Life in the fifties and early sixties wasn’t easy for women in America, and certainly not for Tobias Wolff’s mom. At the opening of the book, she’s just split from her controlling husband, taking son Tobias in tow. The two go from town to town as mom desperately learns enough secretarial skills to keep them afloat. About a third of the way through, they are in a little town in Washington State and mom hasn’t quite discovered she’s linked up with another controlling man. Tobias has already embarked on a life of juvenile delinquency, but new father figure (not exactly dad) Dwight comes up with ways to structure Tobias’ time (paper route, Boy Scouts) so he won’t have time for such things. Famous last thoughts.

It was hard at first for me to articulate why I like this book, but part of it is the absolutely pitiless, unsentimental account Wolff gives of his reckless young life from about 11 to 17. With all of the dangerous and illegal things he does, you’re amazed he didn’t end up dead or in prison. You keep wondering when Tobias is going to pay for his actions or take a nosedive, but he doesn’t, at least not dramatically or violently. The forward momentum and the cliffhanger episodes do pay off in dramatic involvement. How did this guy end up a successful writer?

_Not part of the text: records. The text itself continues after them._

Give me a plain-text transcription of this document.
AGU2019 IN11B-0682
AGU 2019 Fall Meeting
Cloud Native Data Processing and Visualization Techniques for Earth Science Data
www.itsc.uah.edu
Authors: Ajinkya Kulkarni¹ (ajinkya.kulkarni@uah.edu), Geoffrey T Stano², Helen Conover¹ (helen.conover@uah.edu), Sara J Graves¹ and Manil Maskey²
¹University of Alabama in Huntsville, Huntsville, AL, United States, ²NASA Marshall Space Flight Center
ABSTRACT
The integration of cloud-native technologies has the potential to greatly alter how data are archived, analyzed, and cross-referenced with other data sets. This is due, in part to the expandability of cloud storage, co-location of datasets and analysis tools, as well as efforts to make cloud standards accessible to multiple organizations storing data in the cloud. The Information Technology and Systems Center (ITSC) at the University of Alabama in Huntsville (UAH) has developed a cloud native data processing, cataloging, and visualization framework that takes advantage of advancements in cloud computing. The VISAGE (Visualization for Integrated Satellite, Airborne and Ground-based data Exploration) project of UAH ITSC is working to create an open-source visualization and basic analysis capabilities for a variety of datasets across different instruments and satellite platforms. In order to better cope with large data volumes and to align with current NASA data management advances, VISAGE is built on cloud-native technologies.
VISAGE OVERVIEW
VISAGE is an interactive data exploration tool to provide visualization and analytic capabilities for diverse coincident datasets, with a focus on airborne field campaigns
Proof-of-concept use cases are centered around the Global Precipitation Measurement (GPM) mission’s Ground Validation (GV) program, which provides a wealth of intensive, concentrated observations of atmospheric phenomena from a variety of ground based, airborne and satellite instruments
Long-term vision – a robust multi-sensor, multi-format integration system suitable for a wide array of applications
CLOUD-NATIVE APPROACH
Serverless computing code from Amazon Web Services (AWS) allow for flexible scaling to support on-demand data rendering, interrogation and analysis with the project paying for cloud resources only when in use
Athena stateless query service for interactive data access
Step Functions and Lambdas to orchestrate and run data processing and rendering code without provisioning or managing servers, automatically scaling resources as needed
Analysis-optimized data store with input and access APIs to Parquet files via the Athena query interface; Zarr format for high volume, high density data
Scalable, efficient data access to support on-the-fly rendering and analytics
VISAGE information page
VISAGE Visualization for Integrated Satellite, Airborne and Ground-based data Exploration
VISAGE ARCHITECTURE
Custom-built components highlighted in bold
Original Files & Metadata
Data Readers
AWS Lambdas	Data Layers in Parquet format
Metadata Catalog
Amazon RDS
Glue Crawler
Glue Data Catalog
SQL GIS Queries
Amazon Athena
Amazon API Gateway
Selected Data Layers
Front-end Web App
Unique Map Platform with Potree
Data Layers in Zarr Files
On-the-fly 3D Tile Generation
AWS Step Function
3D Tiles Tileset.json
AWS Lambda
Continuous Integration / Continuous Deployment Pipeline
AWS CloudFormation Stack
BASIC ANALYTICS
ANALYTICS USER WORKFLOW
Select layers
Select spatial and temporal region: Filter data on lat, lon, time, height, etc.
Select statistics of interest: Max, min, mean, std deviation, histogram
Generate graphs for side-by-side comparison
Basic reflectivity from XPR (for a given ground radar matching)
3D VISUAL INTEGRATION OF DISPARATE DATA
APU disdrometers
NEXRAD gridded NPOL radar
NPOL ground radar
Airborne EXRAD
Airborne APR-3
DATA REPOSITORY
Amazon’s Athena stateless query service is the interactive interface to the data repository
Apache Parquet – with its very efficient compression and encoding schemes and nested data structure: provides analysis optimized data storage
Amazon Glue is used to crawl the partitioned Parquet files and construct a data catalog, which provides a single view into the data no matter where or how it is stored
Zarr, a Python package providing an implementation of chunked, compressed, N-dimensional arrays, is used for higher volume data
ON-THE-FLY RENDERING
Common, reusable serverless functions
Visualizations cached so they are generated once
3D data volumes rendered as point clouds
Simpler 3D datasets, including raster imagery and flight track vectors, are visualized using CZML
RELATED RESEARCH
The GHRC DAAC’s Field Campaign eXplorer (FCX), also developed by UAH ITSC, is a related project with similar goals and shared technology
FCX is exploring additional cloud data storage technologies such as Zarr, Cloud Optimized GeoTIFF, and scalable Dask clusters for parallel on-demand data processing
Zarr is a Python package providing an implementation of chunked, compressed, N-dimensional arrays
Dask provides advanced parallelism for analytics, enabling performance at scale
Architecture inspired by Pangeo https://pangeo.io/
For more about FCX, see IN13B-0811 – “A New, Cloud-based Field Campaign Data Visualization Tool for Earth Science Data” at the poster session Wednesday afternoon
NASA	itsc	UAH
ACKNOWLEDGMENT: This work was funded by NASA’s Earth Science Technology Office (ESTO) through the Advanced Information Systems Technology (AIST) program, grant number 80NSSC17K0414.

The America in the book is profoundly different from the one I grew up in. Wolff was born in 1945, and I was born in 1958, but the thirteen years between us is almost a chasm. Even the sixties parts of the book seem utterly fifties. Some of this might have to do with the very small towns in Washington where most of the book takes place. The scouts in it are strikingly different from the troop I was a part of in the seventies—more militaristic, more hellraising. Men held far more sway over women than in my day. Kids were disciplined far more. Life was much more conformist, so Wolff and mom are always feeling their differentness and alienation. And yet, paradoxically, kids went unsupervised to an astonishing degree. Things were more innocent, too. Banks left checkbooks out on counters for their patrons to use, which prompts Wolff to write bad checks (this seems to back up bad check expert Frank Abagnale’s Catch Me If You Can argument that this era positively encouraged young criminals with its overabundance of trust). Tobias takes a name and address out of a phone book, uses them to get a library card, and the librarian never questions him. When he has an accident and goes to the hospital, nurses give him as much morphine as he wants to shut him up (I’d scream too if I had the accident he had).The past, as they say, is a foreign country. They did things differently there. All of this creates a sort of Dickensian atmosphere that is somehow classically American: striking out for a new town, a new region, a new job, a new school, hoping desperately that the next place will be better, learning how to use a rifle, standing up to the old man’s blows, dodging them. Hitchhiking, getting drunk, driving up winding mountain roads. Getting frustrated with a culture of violence even though you contribute mightily to it. The very flawed and somehow sympathetic son and mother negotiate it as best and worst as they can, and you root for them. Very American, and finally a universal story that’s very satisfying.